A few more words whispered and tossed around in one of the languages of the romantics.
He stepped slow to me, attempting a valiant crossing of the Atlantic with his words: “Bad, On-ray. No good friend,” and a waving of an ancient index finger that periodically wakes me from an unsound sleep upon a very modern bear-trap futon in a bachelor apartment on Cooper Street, Ottawa of now. I could lie and say that I didn’t really care or that I wasn’t terribly concerned about my place in the universe at the time, but Jacinto was the tribe and my guilt was simply unable to float softly up into the early Spanish sky: the comment of a lone finger, a tsk tsk of the lips for me and my walk away. Great, I thought, hunched shoulders, stuffed knapsack, ex-girlfriend stewing back at casa.
To a car, to me in the back seat. To the slight sob from Frances and the dabbing of the mascara from the corner of her eye. To the assurance by me that I would be quite Ok - at the airport, finding my way home alone. But I had up and confused the festivities; I had thought about myself, and the secret that was more of a regret. I had gone and let myself explode it all over certain people. And I had merely been misplaced for a wee bit.
“You can just drive for home, Eduardo. Don’t worry about the airport right now; just don’t worry about anything this right now.” I was so very sorry, and I muttered just such a similar phrase and fell back into the seat.
To the silence within a car making its short way through the morning streets; to the parking garage and tiny elevator and door with two locks that must be opened in certain order. To my X lying on the living room couch, rubbing her certain eyebrow with certain hand, gradually rising and realizing the me within the returning group.

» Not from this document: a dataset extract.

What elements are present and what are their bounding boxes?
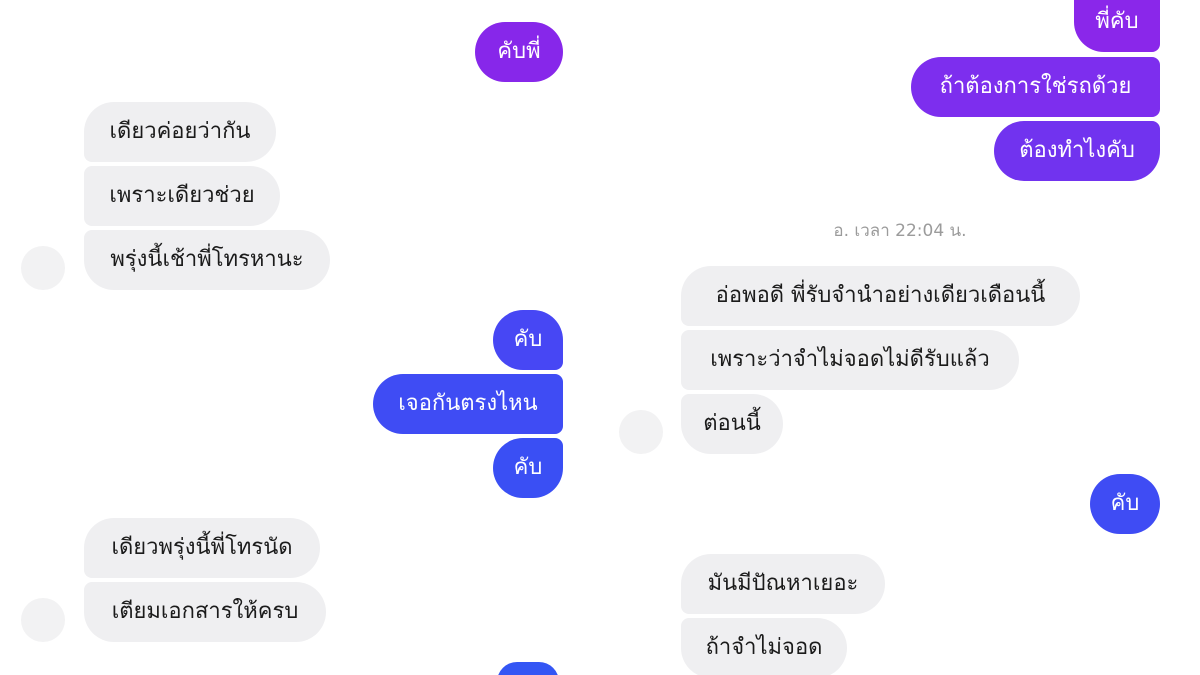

To my urgent want for a cigarette high or bajo in nicotine. To my basic needs: the single bed that I crawled into without the slightest pretence of others’ beliefs in Our love. To the opening of a door and a stifled sniffle before her pulling of covers and fall into separate bed beside me. To not a single fucking word from her as my world spun.
To not one say as I hauled myself out of bed and staggered down a dark hallway towards a couch with my Spanish name on it.